I take issue, LA Times, with your blog post title.
I know the rest of the country, particularly the Midwest and Northeast, makes fun of us
constantly whenever we get hit by snow. Having gone through an upstate New York winter, I can see where they’re coming from. To them, snow is nothing. It’s a minor inconvenience.
Around here, it’s not a minor inconvenience, or even a major one. No, it’s a recipe for disaster.
Seattle’s built on seven hills. We populated those hills with tiny winding streets, homes, businesses, and assholes who sometimes insist that they can drive their Honda Civics at the speed limit when the pavement is covered in slush.

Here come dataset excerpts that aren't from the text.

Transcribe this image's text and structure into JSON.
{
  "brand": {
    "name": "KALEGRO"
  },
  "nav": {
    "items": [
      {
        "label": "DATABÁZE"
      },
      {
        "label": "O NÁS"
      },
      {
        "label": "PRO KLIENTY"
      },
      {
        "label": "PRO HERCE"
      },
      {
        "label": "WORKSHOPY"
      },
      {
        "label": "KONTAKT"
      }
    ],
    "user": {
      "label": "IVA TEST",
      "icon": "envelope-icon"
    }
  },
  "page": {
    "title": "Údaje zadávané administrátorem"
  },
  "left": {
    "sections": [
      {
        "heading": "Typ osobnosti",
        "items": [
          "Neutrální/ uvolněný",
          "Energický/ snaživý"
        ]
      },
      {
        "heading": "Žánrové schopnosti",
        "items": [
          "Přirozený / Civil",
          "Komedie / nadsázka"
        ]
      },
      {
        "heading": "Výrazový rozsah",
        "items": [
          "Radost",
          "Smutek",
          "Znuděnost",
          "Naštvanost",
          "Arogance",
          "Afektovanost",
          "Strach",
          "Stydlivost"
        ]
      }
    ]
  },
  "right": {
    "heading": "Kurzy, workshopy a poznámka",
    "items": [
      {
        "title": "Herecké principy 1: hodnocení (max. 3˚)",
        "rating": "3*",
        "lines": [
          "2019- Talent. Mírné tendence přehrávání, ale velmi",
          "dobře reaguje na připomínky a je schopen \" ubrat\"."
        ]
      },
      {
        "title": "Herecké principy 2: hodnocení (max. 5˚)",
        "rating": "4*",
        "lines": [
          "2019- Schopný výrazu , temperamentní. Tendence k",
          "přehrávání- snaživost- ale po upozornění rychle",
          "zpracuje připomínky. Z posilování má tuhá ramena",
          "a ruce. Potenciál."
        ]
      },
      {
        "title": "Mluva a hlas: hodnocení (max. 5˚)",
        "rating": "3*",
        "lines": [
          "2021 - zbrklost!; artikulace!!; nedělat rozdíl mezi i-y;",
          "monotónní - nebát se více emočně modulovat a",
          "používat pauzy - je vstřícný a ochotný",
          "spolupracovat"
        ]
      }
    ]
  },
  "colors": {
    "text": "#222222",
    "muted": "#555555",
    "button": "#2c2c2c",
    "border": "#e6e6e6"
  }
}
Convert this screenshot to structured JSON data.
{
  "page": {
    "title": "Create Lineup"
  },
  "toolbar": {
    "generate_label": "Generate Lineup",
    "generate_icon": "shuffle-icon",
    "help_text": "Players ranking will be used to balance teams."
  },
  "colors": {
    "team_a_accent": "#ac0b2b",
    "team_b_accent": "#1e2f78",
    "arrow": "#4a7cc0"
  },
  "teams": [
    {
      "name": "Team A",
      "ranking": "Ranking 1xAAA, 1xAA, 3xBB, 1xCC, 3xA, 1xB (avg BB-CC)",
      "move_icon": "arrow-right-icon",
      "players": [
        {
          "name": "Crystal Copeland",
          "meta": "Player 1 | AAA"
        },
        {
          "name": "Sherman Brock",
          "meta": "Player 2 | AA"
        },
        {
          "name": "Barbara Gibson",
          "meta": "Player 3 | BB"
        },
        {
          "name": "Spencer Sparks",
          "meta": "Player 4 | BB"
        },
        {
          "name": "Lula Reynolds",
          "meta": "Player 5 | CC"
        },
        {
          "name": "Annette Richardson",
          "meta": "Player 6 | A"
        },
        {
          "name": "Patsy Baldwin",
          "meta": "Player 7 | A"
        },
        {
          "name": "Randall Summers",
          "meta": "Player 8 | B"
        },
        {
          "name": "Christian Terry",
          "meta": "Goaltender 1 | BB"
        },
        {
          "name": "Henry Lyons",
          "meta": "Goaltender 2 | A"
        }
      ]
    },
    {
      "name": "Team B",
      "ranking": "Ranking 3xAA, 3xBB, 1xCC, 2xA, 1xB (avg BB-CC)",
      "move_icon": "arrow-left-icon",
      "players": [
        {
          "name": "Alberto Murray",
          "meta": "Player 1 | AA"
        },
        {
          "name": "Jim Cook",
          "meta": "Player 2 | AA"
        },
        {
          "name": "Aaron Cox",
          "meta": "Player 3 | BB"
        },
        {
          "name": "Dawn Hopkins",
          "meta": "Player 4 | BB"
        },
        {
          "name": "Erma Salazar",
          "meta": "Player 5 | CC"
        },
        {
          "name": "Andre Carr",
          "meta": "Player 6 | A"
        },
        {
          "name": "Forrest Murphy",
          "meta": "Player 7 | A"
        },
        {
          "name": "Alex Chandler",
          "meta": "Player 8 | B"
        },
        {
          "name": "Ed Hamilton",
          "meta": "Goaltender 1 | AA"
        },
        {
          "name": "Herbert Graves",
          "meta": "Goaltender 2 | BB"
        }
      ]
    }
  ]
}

We have a total of 175 snow plows. If you think the solution to our problem would be to buy more snow plows, I’ll have you know the city budget has a huge spending gap in it.
We have de-icer. And yay, the mayor declared we could use salt on major roadways, a former no-no. The problem with the de-icer? You have to lay it down before the snow and ice actually form. In a city where your best weather forecast is to look out the window and see what it’s doing, that doesn’t work. That’s why we were so horribly unprepared for the epic snow disaster of 2010, when the temperature dropped rapidly in a matter of hours, turning the falling snow into sheets of ice, and the buses couldn’t get back to the barns to chain up.
The point is, the city and its denizens got it right this time: they stayed home. I was one of the idiots who decided to go work yesterday and today, and downtown was deserted. The view from the 38th floor of the Rainier Tower meant I could count the individual cars as they drove along I-5. The BF stayed home. Almost everyone in my office stayed home. Hell, I should have stayed home. But because of Metro’s bus drivers, I made it home both days without incident. I even made it to work on time yesterday, and my commute was no longer than normal.
There were a few complaints, mainly that they weren’t plowing the roads. I’m not kidding. Between yesterday and today, I saw three snow plows. One of them wasn’t even working, just driving along with the plow in the upright position instead of down and pushing the snow away from the street.
My other complaint is that my office was deserted, but it wasn’t closed. But that’s a complaint for another day and a far less public forum.
So to the LA Times, why don’t you come up here, try and get around in a Seattle snowstorm? I dare you.